I packed my belongings the night before: blankets, pillows, toiletries, a change of clothes and two tote bags filled with food and water. So, all I needed to do was get dressed and say my prayers.

By 11 a.m., all evacuees had made their way into the shelter. My friends and I began to set up our spaces, trying our best to make the blankets and pillows we brought resemble something close to a bed. Within the first hour, time began to slow down exponentially, and we began to realize a long, long night was ahead of us.

Still, we had no real complaints. We were safe, we had plenty of food and we had each other. Through card games, cellular data and good conversation, we were able to pass the time. The first few hours honestly felt like one of those giant lock-in slumber parties people have as children, but all of that changed once Hurricane Ida struck through campus.

Nothing could have prepared us for the moments that followed. We had not only lost power, but the backup generator was also not able to withstand the storm. By nightfall, we were completely in the dark. By then, I was genuinely afraid.

In one of the most durable buildings on campus, we could hear the ceiling begin to creak. We could hear the wind barging through the entrance doors of the University Center. 

Everyone sat idle in the dark until an officer emerged from the arena entranceway. “I need everyone to move upstairs, now!” Her yell filled the room with such urgency. In unison, we shot up from the ground, scrambled to pack up our things and trudged up the stairs.

We tried our best to re-settle into our sleeping grounds on the upper level of University Center, but the air was much heavier, and the sounds of Hurricane Ida wreaking havoc only grew louder.

Our flashlights were all we had to navigate through the arena. Walking to the restroom, I pointed the light on my feet and saw how wet the floors were becoming. The water was creeping in through the glass doors. I could hear the havoc taking place on the other side but could see nothing. That was the scariest part: I could see nothing.

It began to feel like I was in an apocalyptic movie, and the next morning, I woke up the same way I fell asleep: in the darkness. My bones were aching and the floor beneath me was damp.

At 7:30 a.m., I walked out into the hall and took my first look outside. North Campus was flooded, trees were uprooted and on top of vehicles, and power lines were touching the ground. I never imagined I would see the campus in such destruction. 

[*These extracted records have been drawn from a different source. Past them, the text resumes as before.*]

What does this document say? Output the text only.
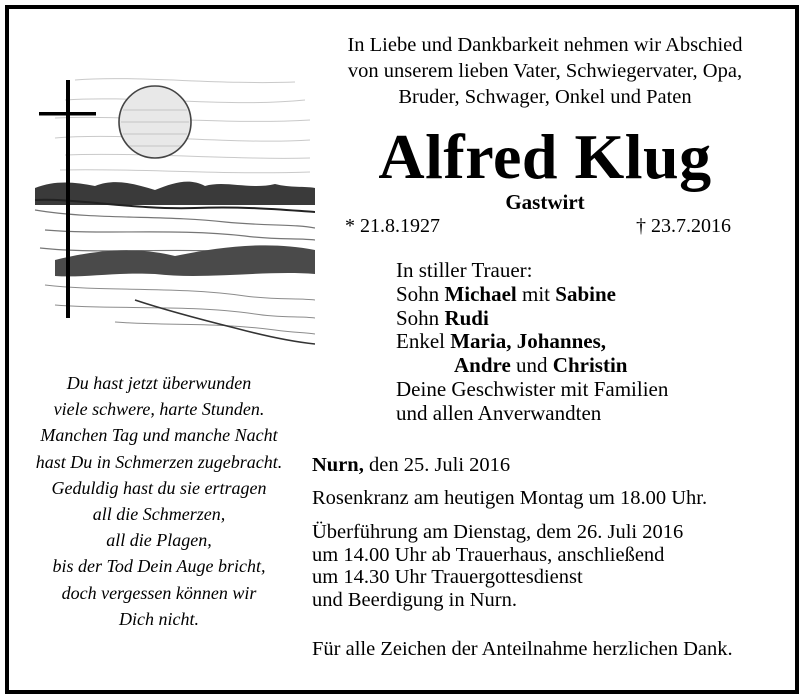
In Liebe und Dankbarkeit nehmen wir Abschied
von unserem lieben Vater, Schwiegervater, Opa,
Bruder, Schwager, Onkel und Paten
Alfred Klug
Gastwirt
* 21.8.1927	† 23.7.2016
In stiller Trauer:
Sohn Michael mit Sabine
Sohn Rudi
Enkel Maria, Johannes,
Andre und Christin
Deine Geschwister mit Familien
und allen Anverwandten
Du hast jetzt überwunden
viele schwere, harte Stunden.
Manchen Tag und manche Nacht
hast Du in Schmerzen zugebracht.
Geduldig hast du sie ertragen
all die Schmerzen,
all die Plagen,
bis der Tod Dein Auge bricht,
doch vergessen können wir
Dich nicht.
Nurn, den 25. Juli 2016
Rosenkranz am heutigen Montag um 18.00 Uhr.
Überführung am Dienstag, dem 26. Juli 2016
um 14.00 Uhr ab Trauerhaus, anschließend
um 14.30 Uhr Trauergottesdienst
und Beerdigung in Nurn.
Für alle Zeichen der Anteilnahme herzlichen Dank.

It was devastating to witness, but the destruction Ida left behind was not my biggest takeaway from this experience. Despite all that Hurricane Ida has taken from the residents of South Louisiana and students of Southeastern, I was reminded that I am not alone. 

I’m grateful for everyone who called and texted. I’m grateful for the members of University Housing who made an effort to have conversations with us even when they didn’t have answers to give, and I’m grateful for our Dean of Students who spent many hours at the shelter with us. And, to the Resident Assistant who walked around the entire arena to let everyone know breakfast was available, thank you for being so kind.

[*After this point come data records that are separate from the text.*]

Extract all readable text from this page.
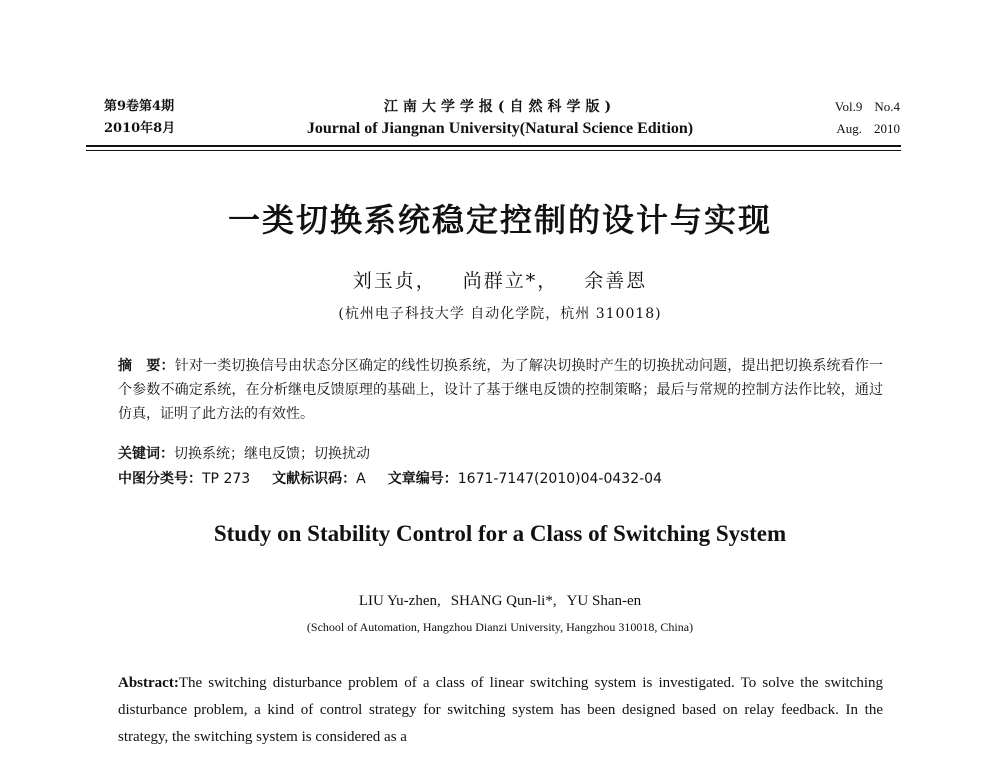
第9卷第4期
2010年8月
江南大学学报(自然科学版)
Journal of Jiangnan University(Natural Science Edition)
Vol.9 No.4
Aug. 2010
一类切换系统稳定控制的设计与实现
刘玉贞， 尚群立*， 余善恩
(杭州电子科技大学 自动化学院，杭州 310018)
摘　要：针对一类切换信号由状态分区确定的线性切换系统，为了解决切换时产生的切换扰动问题，提出把切换系统看作一个参数不确定系统，在分析继电反馈原理的基础上，设计了基于继电反馈的控制策略；最后与常规的控制方法作比较，通过仿真，证明了此方法的有效性。
关键词：切换系统；继电反馈；切换扰动
中图分类号：TP 273 文献标识码：A 文章编号：1671-7147(2010)04-0432-04
Study on Stability Control for a Class of Switching System
LIU Yu-zhen, SHANG Qun-li*, YU Shan-en
(School of Automation, Hangzhou Dianzi University, Hangzhou 310018, China)
Abstract:The switching disturbance problem of a class of linear switching system is investigated. To solve the switching disturbance problem, a kind of control strategy for switching system has been designed based on relay feedback. In the strategy, the switching system is considered as a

Kindness made all the difference inside of the shelter, and it will make all the difference now as we move forward. 

This hurricane has reminded me that my expectations will continue to get blown into the wind because this is life, and anything can happen. But, even when we are robbed of our expectations, we can continue to have good intentions. We can choose to be kind and compassionate during a difficult situation. We can choose to make the most of our remaining time when we return back to campus.

Residents of South Louisiana are known for their resilience in the wake of adversity and in the wake of a storm. Our strength and our ability to band together is part of what makes Louisiana, Louisiana. Southeastern has gained that same reputation, and that is something we can all be proud of.